In his new film “The Big Short,” based on the book by Michael Lewis, Adam McKay attempts the difficult task of explaining exactly how the credit and subprime housing bubble led to the 2008 worldwide economic crash. One of McKay’s main points in outlining how Michael Burry, and a handful of other Wall Street outsiders, were able to predict the impending crisis is that they simply investigated the underlying data. As Ryan Gosling’s character narrates in the film: “A few did what the rest never thought to do… they looked.”
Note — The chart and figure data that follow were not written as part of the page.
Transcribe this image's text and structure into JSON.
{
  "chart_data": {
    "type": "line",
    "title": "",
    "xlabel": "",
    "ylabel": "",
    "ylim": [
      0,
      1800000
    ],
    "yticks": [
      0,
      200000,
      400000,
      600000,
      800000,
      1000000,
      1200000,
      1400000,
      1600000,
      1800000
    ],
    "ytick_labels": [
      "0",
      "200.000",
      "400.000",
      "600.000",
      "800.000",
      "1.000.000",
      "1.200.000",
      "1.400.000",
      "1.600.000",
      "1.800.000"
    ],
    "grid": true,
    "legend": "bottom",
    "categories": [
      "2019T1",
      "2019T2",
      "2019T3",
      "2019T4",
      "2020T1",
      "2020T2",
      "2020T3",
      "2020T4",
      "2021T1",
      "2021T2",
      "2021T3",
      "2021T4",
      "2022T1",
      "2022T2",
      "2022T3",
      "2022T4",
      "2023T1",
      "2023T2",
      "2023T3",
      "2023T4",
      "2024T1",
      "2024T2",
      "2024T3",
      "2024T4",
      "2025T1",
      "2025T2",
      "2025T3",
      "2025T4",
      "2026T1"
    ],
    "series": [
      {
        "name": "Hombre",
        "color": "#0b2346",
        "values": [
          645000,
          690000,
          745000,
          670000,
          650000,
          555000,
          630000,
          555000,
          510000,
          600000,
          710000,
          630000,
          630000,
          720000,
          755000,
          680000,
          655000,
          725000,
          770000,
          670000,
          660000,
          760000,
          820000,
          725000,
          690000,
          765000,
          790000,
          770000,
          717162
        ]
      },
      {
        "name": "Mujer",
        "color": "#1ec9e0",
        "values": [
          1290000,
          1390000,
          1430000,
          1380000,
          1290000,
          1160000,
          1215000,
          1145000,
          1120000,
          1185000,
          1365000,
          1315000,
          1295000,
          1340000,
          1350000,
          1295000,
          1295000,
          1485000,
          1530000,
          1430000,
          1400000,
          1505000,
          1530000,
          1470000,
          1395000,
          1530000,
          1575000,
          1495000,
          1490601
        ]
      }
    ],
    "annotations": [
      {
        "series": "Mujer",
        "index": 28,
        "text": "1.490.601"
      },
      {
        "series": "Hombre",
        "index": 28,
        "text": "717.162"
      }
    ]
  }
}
Unfortunately they were unable to inform (or convince) the thousands of other investors, analysts, and regulators dealing with these loans that the banking industry had built an economic house of cards.
Recently I spoke with Lawrence Rufrano — a Federal Reserve official during the crisis and now advisor to fintech technology startups on Wall Street – and he noted that “perhaps the most important lesson we learned was that the economy is more fragile than we like to believe and that humans alone cannot possibly serve as the sole protectors of the global financial system.” That revelation is not lost on the world’s largest banks. When it comes to the next financial crisis, AI will assist a massive army of everyday banking analysts and regulators to identify fragility in the market.
Identifying the warning signs of a potential crisis is not an easy task, especially when banks are accumulating data at unprecedented rates. Companies that recently worried about managing a petabyte of data will soon face zettabytes of information being generated in contracts, emails, from the web, from voice and video, and from computers themselves. To put that into perspective, the world’s internet traffic in 2016 is expected to be one zettabyte of information, according to a recent Cisco report.
Managing bank information today is archaic and no longer works. Toshi Mogi, Assistant Vice President, Financial Services at frog said, “we don’t yet have a common understanding of how the complex economic machine works, and many times, discovery and buy-in requires reflective hindsight. As we advance our AI tools, data capture, and model development, it enables us to address the next tier of complex problems and systems.”
With the help of Silicon Valley, a handful of companies have developed more intelligent tools designed to handle these problems. For example, Palantir, a counter-intelligence firm initially used by the military, has become a household name on Wall Street by using AI for fraud prevention. IBM’s Watson, best known for being a contestant on Jeopardy, is designed to build AI-powered applications, including the financial industry. Palo Alto-based Sensai uses “deep learning” to read and analyze unstructured data such as corporate documents, transcripts and social media to simplify the analyst workflow. Firms like these are accelerating the prevalence of AI in banks, particularly in a few important areas.
The massive losses of the 2008 crash led to extraordinary amounts of bank regulation that created compliance burdens, increased costs, and — to some extent — reduced lending. The complexity of implementing these new standards for banks is putting additional strain on the economy. Leveraging AI to automate some of the practices – to summarize, understand and act on insights gained from large “data lakes” – can provide better surveillance of banking data.
Banks issuing loans to customers without fully understanding their risk-level contributed dramatically to the financial crisis. Despite massive operations, banks cannot always obtain an accurate picture of a customer before providing a loan. AI can provide valuable context at the point of underwriting by providing a risk score, after checking public databases like Lexis-Nexis and the US Courts system for anything that might impact an applicant’s credit worthiness. It could also draw on its own databases of customers with credit cards, retirement accounts or mortgages to make better decisions.
Lenders are not always able to build a comprehensive profile on borrowers because so much data within banking exists in silos, meaning it is not easily sharable to the right people, and in formats that can be difficult to analyze. AI can solve this problem by reading any type of formatted text in any kind of system with the potential to pull data together from disparate sources, across multiple lines of business, to build a more accurate profile of the potential customer and their risk.
With AI, banks can mine for potential nefarious behavior by looking through patterns in transaction data. Through pattern recognition the software can spot trader oversight, ensure compliance with international sanctions or identify tax evasion on behalf of individuals or multinational companies. It could even alert banks that brokers have engaged in illegal trading activity. AI can help banks comprehensively monitor social media to ensure that brokers are following the disclosure rules. This not only protects the banks, but can also target potentially vulnerable, high-risk customers.
The promise of AI preventing the next financial crash is compelling, but there will be hurdles to overcome along the way. One is the limited supply of talent required to monitor complex banking algorithms. About half of the available data scientist jobs will go unfilled by 2018, a recent McKinsey Global Institute study predicted. Without experts, AI’s promise will still materialize. Jonas Lamis, CEO of Sensai said that the answer is simple, “turn the investors, analysts, and regulators into data scientists.” While companies like IBM and Palantir will likely implement business intelligent systems to reduce financial risks and increase compliance, startups like Sensai are strongly positioned to disrupt the financial space by introducing intelligent platforms designed to empower the everyday analyst. If we place intuitive business tools, powered by AI, in the hands of as many people as possible, we will significantly increase the number of investigators looking for the warning signs. The sooner we do this, the more we increase our chances of preventing the next crash.